Devlog #11 - Character Design - Part 4
In Part 3 of our Character Design series, we discussed how a character concept gets to its final artwork state that is placed into the game. In this last part we'll talk about how characters are given stats, skills, and roles in game, especially in combat.
Vagrus has turn-based combat because we wanted to capture the tabletop RPG atmosphere and flow we know so well. It is also a fantasy game which comes with a few expectations of what roles characters fulfill in a party of adventurers. The similarities to DnD and other roleplaygames can surely be seen when observing combat and related character stats. It was along these lines that we designed our heroes (even though few of them are actually heroic) and enemies.
When we design a character for Vagrus, we first settle on who they are, where they come from, and what kind of a combat role they can fulfill given their background story, skills, equipment, and so on. Are they sturdy enough to be a frontline character? Are they good in a support role? Of course, sometimes it goes the other way round: we know we need a ranged damage dealer, for example, so we find a character in a long list of potential Companions who we can add to the game. This list comes from many years of tabletop roleplaying using the Riven Realms as a campaign setting, so there's plenty of material. This is also the time when we decide if the character will be able to fulfill a Deputy role or not.
After setting the general idea and role of the character, we start developing its combat Skills. Each of them has four (some enemies have fewer), so the challenge usually becomes having to make these several Skills different enough as well as satisfying enough, plus even at this stage, we have to think about synergies with other characters, not only between their own Skills. Many combat Skills have what we call Effect Props, that is, secondary effects like bleeding, poison, stun, buffs, debuffs, etc. These are usually not set in stone at this stage but many of them are such a vital part of a combat skill that we have to agree upon what to include.
Finally, each character's main stats are created and added. We do not dwell on this much and thus stats are assigned fairly quickly. I believe it is thanks to the fact that we've been playing RPGs and consequently designing encounters for decades now.
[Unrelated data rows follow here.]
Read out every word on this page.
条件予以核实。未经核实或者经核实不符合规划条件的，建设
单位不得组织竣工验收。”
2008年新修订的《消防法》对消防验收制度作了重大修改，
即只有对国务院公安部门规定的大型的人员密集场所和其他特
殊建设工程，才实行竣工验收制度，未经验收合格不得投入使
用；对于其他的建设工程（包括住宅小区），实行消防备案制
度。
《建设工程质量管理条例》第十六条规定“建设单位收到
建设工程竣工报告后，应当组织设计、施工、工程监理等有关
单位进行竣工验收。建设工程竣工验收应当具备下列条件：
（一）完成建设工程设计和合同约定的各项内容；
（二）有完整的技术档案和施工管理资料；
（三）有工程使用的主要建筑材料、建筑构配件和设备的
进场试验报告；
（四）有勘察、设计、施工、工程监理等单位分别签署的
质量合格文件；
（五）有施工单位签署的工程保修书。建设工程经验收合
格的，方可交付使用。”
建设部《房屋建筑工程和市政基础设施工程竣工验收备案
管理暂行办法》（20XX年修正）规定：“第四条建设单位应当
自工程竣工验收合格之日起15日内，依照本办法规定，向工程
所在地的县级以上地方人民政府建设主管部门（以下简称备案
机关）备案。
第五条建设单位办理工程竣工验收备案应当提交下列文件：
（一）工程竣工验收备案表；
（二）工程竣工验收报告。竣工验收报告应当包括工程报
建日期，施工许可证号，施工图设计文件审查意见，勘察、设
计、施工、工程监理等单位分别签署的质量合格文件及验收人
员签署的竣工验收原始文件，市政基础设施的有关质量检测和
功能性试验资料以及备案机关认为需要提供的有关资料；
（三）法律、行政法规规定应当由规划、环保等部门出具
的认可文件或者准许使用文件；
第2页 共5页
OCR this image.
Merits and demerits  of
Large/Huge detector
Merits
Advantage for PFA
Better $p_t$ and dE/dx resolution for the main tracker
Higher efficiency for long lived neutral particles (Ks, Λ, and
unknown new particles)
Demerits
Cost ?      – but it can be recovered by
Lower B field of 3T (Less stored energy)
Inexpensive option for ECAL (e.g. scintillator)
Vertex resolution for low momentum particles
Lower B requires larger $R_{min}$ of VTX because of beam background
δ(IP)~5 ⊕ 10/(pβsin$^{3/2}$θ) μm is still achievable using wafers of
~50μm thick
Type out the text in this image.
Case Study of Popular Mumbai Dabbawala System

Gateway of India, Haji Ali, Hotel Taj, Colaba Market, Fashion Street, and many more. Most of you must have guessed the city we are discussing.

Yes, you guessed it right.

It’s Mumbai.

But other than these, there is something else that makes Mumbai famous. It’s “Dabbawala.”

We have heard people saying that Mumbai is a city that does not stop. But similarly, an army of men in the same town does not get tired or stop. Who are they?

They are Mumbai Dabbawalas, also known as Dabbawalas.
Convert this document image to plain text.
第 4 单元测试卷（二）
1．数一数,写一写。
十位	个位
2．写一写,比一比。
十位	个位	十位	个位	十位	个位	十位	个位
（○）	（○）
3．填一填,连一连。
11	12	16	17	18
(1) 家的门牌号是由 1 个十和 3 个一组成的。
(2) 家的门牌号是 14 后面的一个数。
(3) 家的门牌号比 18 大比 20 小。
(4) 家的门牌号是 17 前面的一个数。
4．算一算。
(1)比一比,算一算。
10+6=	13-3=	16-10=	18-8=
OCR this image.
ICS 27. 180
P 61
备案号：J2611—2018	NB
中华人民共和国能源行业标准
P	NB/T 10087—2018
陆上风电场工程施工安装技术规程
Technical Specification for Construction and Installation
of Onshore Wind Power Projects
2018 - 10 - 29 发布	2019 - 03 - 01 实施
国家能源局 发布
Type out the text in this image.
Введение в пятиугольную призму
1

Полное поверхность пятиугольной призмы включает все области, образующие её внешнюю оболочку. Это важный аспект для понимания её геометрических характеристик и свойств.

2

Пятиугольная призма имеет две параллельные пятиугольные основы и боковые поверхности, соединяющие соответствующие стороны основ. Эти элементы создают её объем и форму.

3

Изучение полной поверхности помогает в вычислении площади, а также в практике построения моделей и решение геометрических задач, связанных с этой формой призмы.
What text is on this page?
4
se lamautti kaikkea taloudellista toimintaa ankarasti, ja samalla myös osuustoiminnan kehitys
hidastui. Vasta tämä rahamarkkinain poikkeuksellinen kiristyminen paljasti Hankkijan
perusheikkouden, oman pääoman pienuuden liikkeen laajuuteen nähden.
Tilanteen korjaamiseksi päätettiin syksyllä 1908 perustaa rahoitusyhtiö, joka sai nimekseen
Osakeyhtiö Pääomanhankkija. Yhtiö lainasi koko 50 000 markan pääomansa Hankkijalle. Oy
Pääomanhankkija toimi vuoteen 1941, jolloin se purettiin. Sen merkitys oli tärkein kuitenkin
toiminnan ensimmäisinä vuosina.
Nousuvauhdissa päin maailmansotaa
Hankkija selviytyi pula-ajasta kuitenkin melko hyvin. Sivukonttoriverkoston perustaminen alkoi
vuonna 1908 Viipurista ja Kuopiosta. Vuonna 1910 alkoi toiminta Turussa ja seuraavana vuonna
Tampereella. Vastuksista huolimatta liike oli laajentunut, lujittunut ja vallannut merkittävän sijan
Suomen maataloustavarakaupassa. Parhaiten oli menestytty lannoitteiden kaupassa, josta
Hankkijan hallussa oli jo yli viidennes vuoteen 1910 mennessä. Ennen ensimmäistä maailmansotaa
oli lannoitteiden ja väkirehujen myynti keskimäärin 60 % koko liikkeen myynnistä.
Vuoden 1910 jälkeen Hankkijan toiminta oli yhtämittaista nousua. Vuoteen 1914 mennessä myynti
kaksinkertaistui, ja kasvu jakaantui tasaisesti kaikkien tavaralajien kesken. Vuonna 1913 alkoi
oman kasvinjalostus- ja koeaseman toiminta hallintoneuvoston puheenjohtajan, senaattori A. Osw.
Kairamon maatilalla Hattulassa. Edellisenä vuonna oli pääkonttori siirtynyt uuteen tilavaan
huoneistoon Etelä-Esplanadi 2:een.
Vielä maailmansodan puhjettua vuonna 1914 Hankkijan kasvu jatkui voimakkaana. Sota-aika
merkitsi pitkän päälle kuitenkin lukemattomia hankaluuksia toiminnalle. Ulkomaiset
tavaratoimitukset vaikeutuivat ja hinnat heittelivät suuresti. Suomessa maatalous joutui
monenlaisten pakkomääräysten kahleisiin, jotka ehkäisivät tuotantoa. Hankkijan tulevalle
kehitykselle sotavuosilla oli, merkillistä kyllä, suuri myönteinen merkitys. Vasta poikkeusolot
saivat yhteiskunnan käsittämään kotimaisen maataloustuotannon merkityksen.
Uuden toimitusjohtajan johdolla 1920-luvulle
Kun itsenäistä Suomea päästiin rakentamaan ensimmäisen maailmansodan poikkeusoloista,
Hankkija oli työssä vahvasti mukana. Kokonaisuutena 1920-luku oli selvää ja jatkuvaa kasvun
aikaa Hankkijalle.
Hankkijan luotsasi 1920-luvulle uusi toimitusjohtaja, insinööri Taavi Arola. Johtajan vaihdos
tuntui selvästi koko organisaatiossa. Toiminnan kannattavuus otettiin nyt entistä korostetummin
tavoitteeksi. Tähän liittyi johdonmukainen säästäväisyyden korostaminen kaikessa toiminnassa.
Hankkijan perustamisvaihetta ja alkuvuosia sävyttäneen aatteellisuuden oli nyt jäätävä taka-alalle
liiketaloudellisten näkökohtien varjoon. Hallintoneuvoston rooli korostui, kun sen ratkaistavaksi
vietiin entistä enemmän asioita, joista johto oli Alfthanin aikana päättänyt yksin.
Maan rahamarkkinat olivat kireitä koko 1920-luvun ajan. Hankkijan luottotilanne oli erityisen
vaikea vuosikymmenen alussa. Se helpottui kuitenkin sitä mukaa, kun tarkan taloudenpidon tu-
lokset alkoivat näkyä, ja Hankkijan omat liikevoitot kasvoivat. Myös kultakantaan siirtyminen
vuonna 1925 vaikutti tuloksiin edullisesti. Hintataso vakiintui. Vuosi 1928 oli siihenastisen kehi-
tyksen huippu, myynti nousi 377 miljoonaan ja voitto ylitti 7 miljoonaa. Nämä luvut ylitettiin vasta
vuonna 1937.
That does not mean we get everything right the first time - extensive testing of combat helps us fine-tune character stats later on.
This gameplay-related design usually goes hand-in-hand with the artwork and when both are completed, the character is added to the game where we can test their Skills, stats, synergies, and even their decals or effects, making adjustments if necessary. What takes much, much longer is story development for the Companions. We may have the larger steps of their quests and story outlined but expanding that takes time and these are often concluded only months later.
That concludes our series in which we discussed facets of character design for Vagrus. This was, of course, a mere cursory glance into what such work entails but we hope it was successful in at least giving a picture of how we go about designing our characters. Thank you for tagging along!